A Portland State University professor resigned from his position in a searing open letter Wednesday — blasting the school as a “Social Justice factory” where students are “not being taught to think.”
Peter Boghossian, who taught philosophy at PSU for the past decade, accused the university of kowtowing to woke politics.
“Students at Portland State are not being taught to think. Rather, they are being trained to mimic the moral certainty of ideologues,” Boghossian wrote in the public resignation, first published in Bari Weiss’ substack “Common Sense.”
“Faculty and administrators have abdicated the university’s truth-seeking mission and instead drive intolerance of divergent beliefs and opinions. This has created a culture of offense where students are now afraid to speak openly and honestly.”
The former assistant professor of philosophy said the institution’s left-leaning identity politics has made “intellectual exploration impossible.”
“It has transformed a bastion of free inquiry into a Social Justice factory whose only inputs were race, gender, and victimhood and whose only outputs were grievance and division,” he wrote.
When he tried to speak out against harmful “illiberalism,” Boghossian claimed he faced intense reprisal.
“The more I spoke out about these issues, the more retaliation I faced,” the philosophy professor wrote.
He alleged he was subject to harassment and false accusations for years — including finding swastikas in the bathroom with his name underneath, having a bag of feces delivered to his office door, and being spat on and threatened when walking to class.
Meanwhile, Boghossian said the university remained silent.
“When it acted, it was against me, not the perpetrators,” he wrote.

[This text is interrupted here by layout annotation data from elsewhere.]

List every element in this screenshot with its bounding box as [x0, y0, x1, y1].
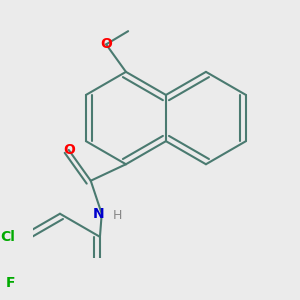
- Text: H: H: [112, 209, 122, 222]
- Text: Cl: Cl: [1, 230, 16, 244]
- Text: O: O: [100, 38, 112, 51]
- Text: N: N: [93, 207, 104, 221]
- Text: F: F: [6, 276, 16, 290]
- Text: O: O: [63, 143, 75, 157]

Boghossian detailed how PSU launched a Title IX investigation against him in the 2016-17 academic year — after a “white male” made “a slew of baseless accusations” against him.

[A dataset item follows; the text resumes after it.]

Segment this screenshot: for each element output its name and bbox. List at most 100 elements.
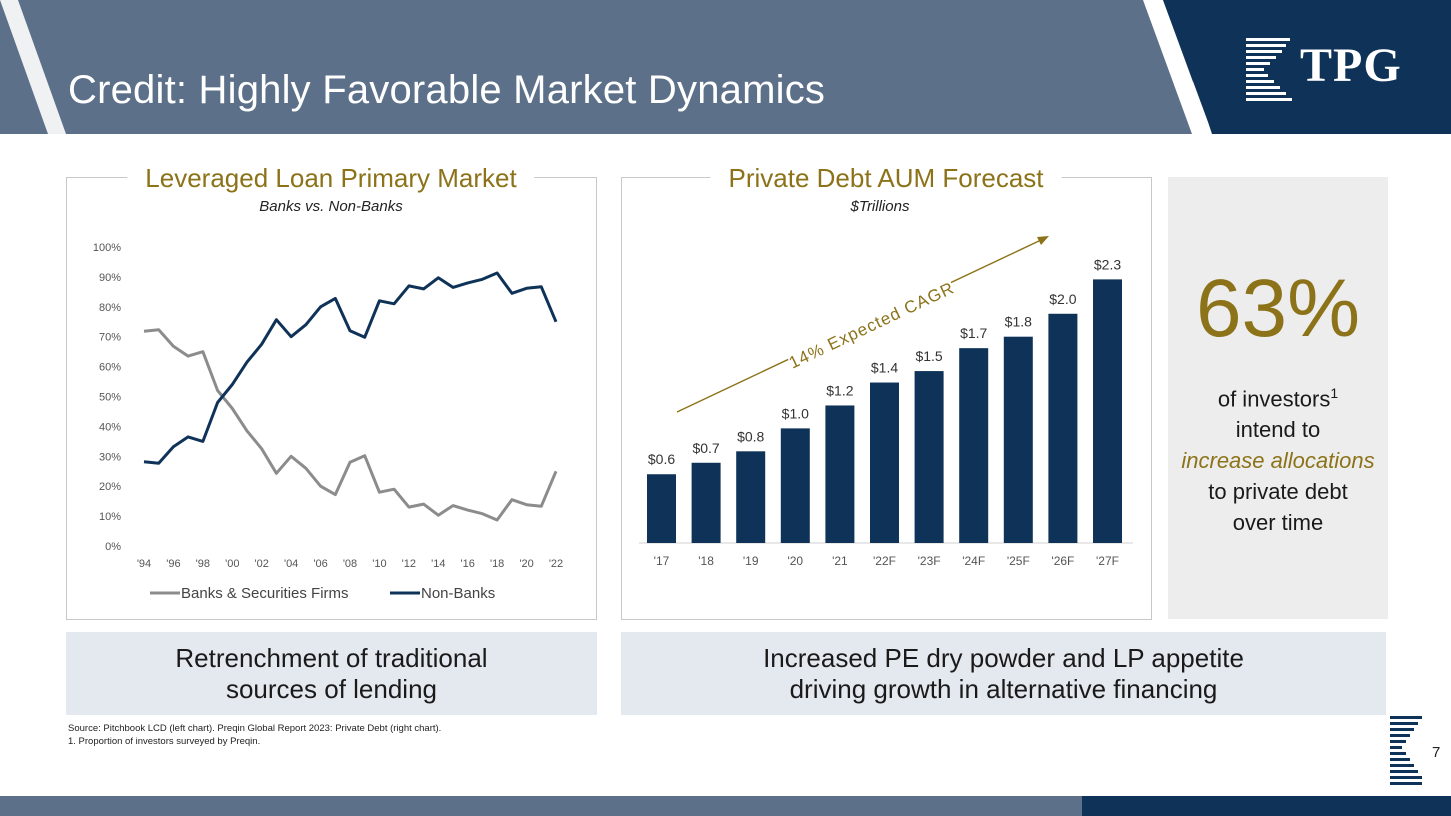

Title IX is a federal civil rights law that prohibits discrimination based on sex in any school or other education program that receives federal money.
“Universities can enforce ideological conformity just through the threat of these investigations,” Boghossian wrote, adding that he could not elaborate on the allegations due to confidentiality rules.
Boghossian, who said he was proud of his work at PSU, ultimately accused the university of failing in its paramount duty to foster the “freedom to question.”
“This isn’t about me. This is about the kind of institutions we want and the values we choose. Every idea that has advanced human freedom has always, and without fail, been initially condemned,” he wrote.
“As individuals, we often seem incapable of remembering this lesson, but that is exactly what our institutions are for: to remind us that the freedom to question is our fundamental right. Educational institutions should remind us that that right is also our duty.”
The philosophy professor said he felt “morally obligated” to quit, despite confessing it was “not the outcome I wanted.”
“For ten years, I have taught my students the importance of living by your principles. One of mine is to defend our system of liberal education from those who seek to destroy it. Who would I be if I didn’t?,” he wrote.
Boghossian’s explosive resignation comes as universities and schools across the country have seen professors and teachers pushing back against woke politics in schools, in particular critical race theory.
An English teacher resigned from a top New Jersey prep school in June, alleging the school used the controversial academic movement to create a “hostile culture of conformity and fear” — causing white and male students to believe they are “oppressors.”
In July, at least 50 CUNY professors resigned in protest from their faculty union after it passed a one-sided resolution condemning Israel for recent attacks on Palestinians and threatening to support the movement to boycott and divest from the Jewish state.
Even the Ivy Leagues haven’t been spared. The same month, civil rights activist Cornel West announced his resignation from his post at Harvard University’s Divinity School — accusing the institution of “spiritual rot” and describing it as in a state of “decay and decline.”
Most recently, an 88-year-old professor at the University of Georgia quit after a student refused to properly wear a mask in his psychology class, telling the college student paper “I was not willing to risk my life to teach a class with an unmasked student during this Pandemic.”